Miyazaki regarde son environnement, le filme parfois pour en apercevoir les moindres détails et contours. Il s’inspire des couleurs du ciel et des musiques de création pour ses films ou encore écoute Wagner qui lui donne du souffle. Mais au fond tout est là ! Tout est déjà présent dans ce premier jet et dans son cerveau d’artiste. Il lui suffit juste du temps pour ordonner ses idées et laisser cours à ce qui doit être, afin que les messages prennent enfin vie au bout de sa mine. C’est l’étape fastidieuse mais oh combien cruciale ! Puis il laisse courir son crayon sur la feuille, dessine des lignes simples, des courbes, travaille avec acharnement sur des planches. Il s’essaye aussi aux pastels, à différentes techniques. Les passages de l’idée au dessin sont souvent un supplice, « une corvée » qui lui est assignée mais il n’a pas le choix, c’est ici que réside le sens de sa vie ! Il sent ses limites qui lui donnent un sentiment diffus de frustration. « ça prend du temps de créer ! » Dans son perfectionnisme, dans son souci du détail, pour ne pas dire son obsession, il désire rendre hommage à la beauté car pour lui le monde est beau comme toujours.
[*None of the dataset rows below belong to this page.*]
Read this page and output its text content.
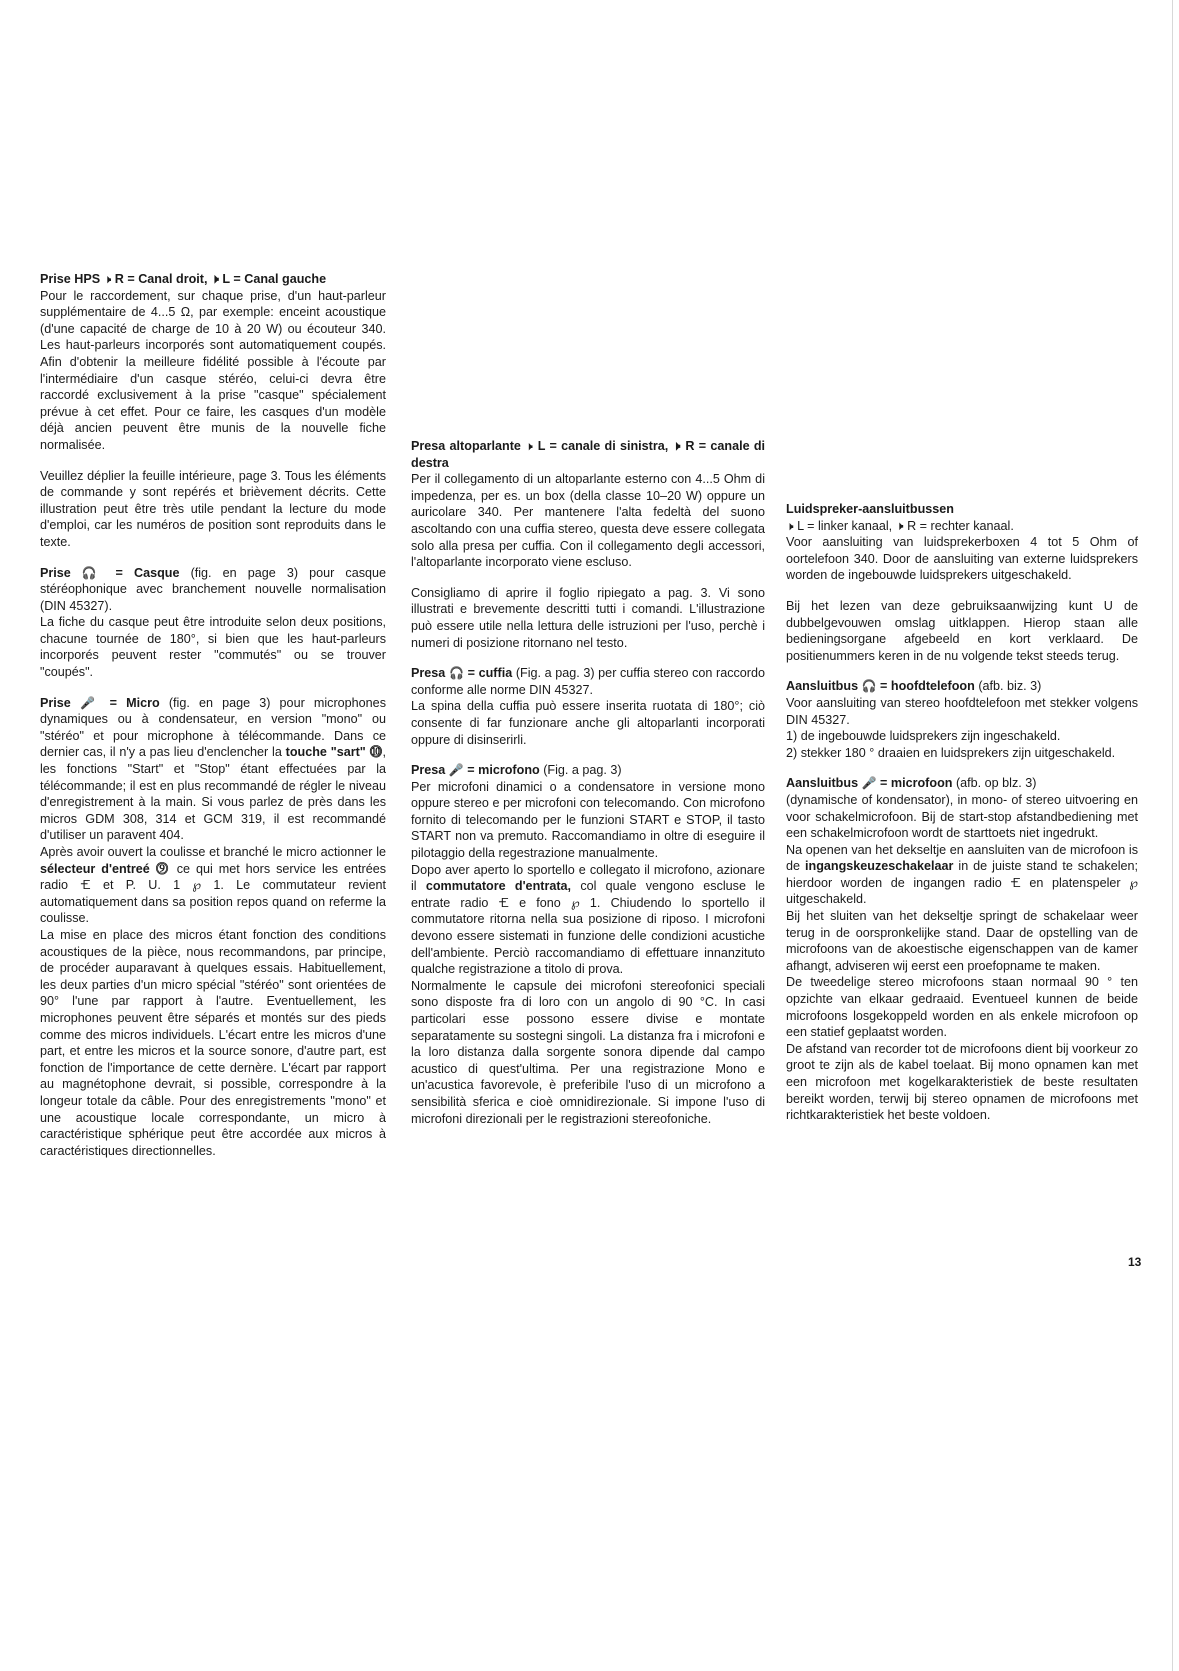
Prise HPS 🕨 R = Canal droit, 🕨 L = Canal gauche
Pour le raccordement, sur chaque prise, d'un haut-parleur supplémentaire de 4...5 Ω, par exemple: enceint acoustique (d'une capacité de charge de 10 à 20 W) ou écouteur 340. Les haut-parleurs incorporés sont automatiquement coupés. Afin d'obtenir la meilleure fidélité possible à l'écoute par l'intermédiaire d'un casque stéréo, celui-ci devra être raccordé exclusivement à la prise "casque" spécialement prévue à cet effet. Pour ce faire, les casques d'un modèle déjà ancien peuvent être munis de la nouvelle fiche normalisée.

Veuillez déplier la feuille intérieure, page 3. Tous les éléments de commande y sont repérés et brièvement décrits. Cette illustration peut être très utile pendant la lecture du mode d'emploi, car les numéros de position sont reproduits dans le texte.

Prise 🎧 = Casque (fig. en page 3) pour casque stéréophonique avec branchement nouvelle normalisation (DIN 45327).

La fiche du casque peut être introduite selon deux positions, chacune tournée de 180°, si bien que les haut-parleurs incorporés peuvent rester "commutés" ou se trouver "coupés".

Prise 🎤 = Micro (fig. en page 3) pour microphones dynamiques ou à condensateur, en version "mono" ou "stéréo" et pour microphone à télécommande. Dans ce dernier cas, il n'y a pas lieu d'enclencher la touche "sart" ⓾, les fonctions "Start" et "Stop" étant effectuées par la télécommande; il est en plus recommandé de régler le niveau d'enregistrement à la main. Si vous parlez de près dans les micros GDM 308, 314 et GCM 319, il est recommandé d'utiliser un paravent 404.

Après avoir ouvert la coulisse et branché le micro actionner le sélecteur d'entreé ⓽ ce qui met hors service les entrées radio 🝗 et P. U. 1 ℘ 1. Le commutateur revient automatiquement dans sa position repos quand on referme la coulisse.

La mise en place des micros étant fonction des conditions acoustiques de la pièce, nous recommandons, par principe, de procéder auparavant à quelques essais. Habituellement, les deux parties d'un micro spécial "stéréo" sont orientées de 90° l'une par rapport à l'autre. Eventuellement, les microphones peuvent être séparés et montés sur des pieds comme des micros individuels. L'écart entre les micros d'une part, et entre les micros et la source sonore, d'autre part, est fonction de l'importance de cette dernère. L'écart par rapport au magnétophone devrait, si possible, correspondre à la longeur totale da câble. Pour des enregistrements "mono" et une acoustique locale correspondante, un micro à caractéristique sphérique peut être accordée aux micros à caractéristiques directionnelles.

Presa altoparlante 🕨 L = canale di sinistra, 🕨 R = canale di destra
Per il collegamento di un altoparlante esterno con 4...5 Ohm di impedenza, per es. un box (della classe 10–20 W) oppure un auricolare 340. Per mantenere l'alta fedeltà del suono ascoltando con una cuffia stereo, questa deve essere collegata solo alla presa per cuffia. Con il collegamento degli accessori, l'altoparlante incorporato viene escluso.

Consigliamo di aprire il foglio ripiegato a pag. 3. Vi sono illustrati e brevemente descritti tutti i comandi. L'illustrazione può essere utile nella lettura delle istruzioni per l'uso, perchè i numeri di posizione ritornano nel testo.

Presa 🎧 = cuffia (Fig. a pag. 3) per cuffia stereo con raccordo conforme alle norme DIN 45327.

La spina della cuffia può essere inserita ruotata di 180°; ciò consente di far funzionare anche gli altoparlanti incorporati oppure di disinserirli.

Presa 🎤 = microfono (Fig. a pag. 3)

Per microfoni dinamici o a condensatore in versione mono oppure stereo e per microfoni con telecomando. Con microfono fornito di telecomando per le funzioni START e STOP, il tasto START non va premuto. Raccomandiamo in oltre di eseguire il pilotaggio della regestrazione manualmente.

Dopo aver aperto lo sportello e collegato il microfono, azionare il commutatore d'entrata, col quale vengono escluse le entrate radio 🝗 e fono ℘ 1. Chiudendo lo sportello il commutatore ritorna nella sua posizione di riposo. I microfoni devono essere sistemati in funzione delle condizioni acustiche dell'ambiente. Perciò raccomandiamo di effettuare innanzituto qualche registrazione a titolo di prova.

Normalmente le capsule dei microfoni stereofonici speciali sono disposte fra di loro con un angolo di 90 °C. In casi particolari esse possono essere divise e montate separatamente su sostegni singoli. La distanza fra i microfoni e la loro distanza dalla sorgente sonora dipende dal campo acustico di quest'ultima. Per una registrazione Mono e un'acustica favorevole, è preferibile l'uso di un microfono a sensibilità sferica e cioè omnidirezionale. Si impone l'uso di microfoni direzionali per le registrazioni stereofoniche.

Luidspreker-aansluitbussen
🕨 L = linker kanaal, 🕨 R = rechter kanaal.
Voor aansluiting van luidsprekerboxen 4 tot 5 Ohm of oortelefoon 340. Door de aansluiting van externe luidsprekers worden de ingebouwde luidsprekers uitgeschakeld.

Bij het lezen van deze gebruiksaanwijzing kunt U de dubbelgevouwen omslag uitklappen. Hierop staan alle bedieningsorgane afgebeeld en kort verklaard. De positienummers keren in de nu volgende tekst steeds terug.

Aansluitbus 🎧 = hoofdtelefoon (afb. biz. 3)

Voor aansluiting van stereo hoofdtelefoon met stekker volgens DIN 45327.

1) de ingebouwde luidsprekers zijn ingeschakeld.

2) stekker 180 ° draaien en luidsprekers zijn uitgeschakeld.

Aansluitbus 🎤 = microfoon (afb. op blz. 3)

(dynamische of kondensator), in mono- of stereo uitvoering en voor schakelmicrofoon. Bij de start-stop afstandbediening met een schakelmicrofoon wordt de starttoets niet ingedrukt.

Na openen van het dekseltje en aansluiten van de microfoon is de ingangskeuzeschakelaar in de juiste stand te schakelen; hierdoor worden de ingangen radio 🝗 en platenspeler ℘ uitgeschakeld.

Bij het sluiten van het dekseltje springt de schakelaar weer terug in de oorspronkelijke stand. Daar de opstelling van de microfoons van de akoestische eigenschappen van de kamer afhangt, adviseren wij eerst een proefopname te maken.

De tweedelige stereo microfoons staan normaal 90 ° ten opzichte van elkaar gedraaid. Eventueel kunnen de beide microfoons losgekoppeld worden en als enkele microfoon op een statief geplaatst worden.

De afstand van recorder tot de microfoons dient bij voorkeur zo groot te zijn als de kabel toelaat. Bij mono opnamen kan met een microfoon met kogelkarakteristiek de beste resultaten bereikt worden, terwij bij stereo opnamen de microfoons met richtkarakteristiek het beste voldoen.

13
Cette créativité le met dans un grand état de stress, le film est là tout bouillonnant, toujours enfermé et enfin le déroulement… il se dénoue. Alors les scènes se libèrent sous sa main avisée. Le travail s’accélère. Les planches se succèdent et voici les story-boards apparaître. Il peut enfin partager à son ami le producteur Toshio Suzuki le scénario du film ainsi qu’à toute l’équipe du studio Ghibli.
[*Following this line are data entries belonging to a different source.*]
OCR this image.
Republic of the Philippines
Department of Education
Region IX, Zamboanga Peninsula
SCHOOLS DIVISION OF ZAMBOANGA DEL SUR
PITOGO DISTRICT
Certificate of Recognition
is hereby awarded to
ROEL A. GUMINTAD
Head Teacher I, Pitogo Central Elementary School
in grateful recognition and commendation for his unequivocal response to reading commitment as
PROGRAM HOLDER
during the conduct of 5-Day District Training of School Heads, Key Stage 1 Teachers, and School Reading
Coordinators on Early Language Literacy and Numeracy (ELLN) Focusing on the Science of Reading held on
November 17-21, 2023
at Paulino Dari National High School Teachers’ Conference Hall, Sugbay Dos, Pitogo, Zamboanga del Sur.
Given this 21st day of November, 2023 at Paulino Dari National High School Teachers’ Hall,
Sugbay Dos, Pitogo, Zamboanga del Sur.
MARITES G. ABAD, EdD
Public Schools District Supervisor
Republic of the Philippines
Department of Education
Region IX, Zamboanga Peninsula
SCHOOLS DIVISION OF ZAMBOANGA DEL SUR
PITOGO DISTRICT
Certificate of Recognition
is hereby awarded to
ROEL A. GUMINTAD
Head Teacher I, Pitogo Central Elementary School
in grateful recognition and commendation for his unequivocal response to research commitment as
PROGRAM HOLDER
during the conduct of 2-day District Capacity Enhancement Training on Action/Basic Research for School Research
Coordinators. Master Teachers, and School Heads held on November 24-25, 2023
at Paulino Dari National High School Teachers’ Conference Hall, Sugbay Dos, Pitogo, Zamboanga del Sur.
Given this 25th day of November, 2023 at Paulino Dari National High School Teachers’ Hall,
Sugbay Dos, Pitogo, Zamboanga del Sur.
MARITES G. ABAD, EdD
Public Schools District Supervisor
Une équipe de plus de trois cents animateurs compose le studio. Elle planche sur le film, parfois une scène de cinq secondes peut prendre des mois de travail. Miyazaki est toujours à l’œuvre, il suit la progression et prodigue ses conseils à chaque instant.
Autre moment de stress intense, une étape décisive : la sortie en salle. Verdict ? Pas trop difficile à imaginer. Chaque sortie de film d’Hayao Miyazaki est célébrée par un franc succès. Les heures de travail acharné sont toujours récompensées. Mais l’anxiété qui précède est toujours palpable et Miyazaki ressent un grand besoin de s’isoler pour se ressourcer avant le grand jour !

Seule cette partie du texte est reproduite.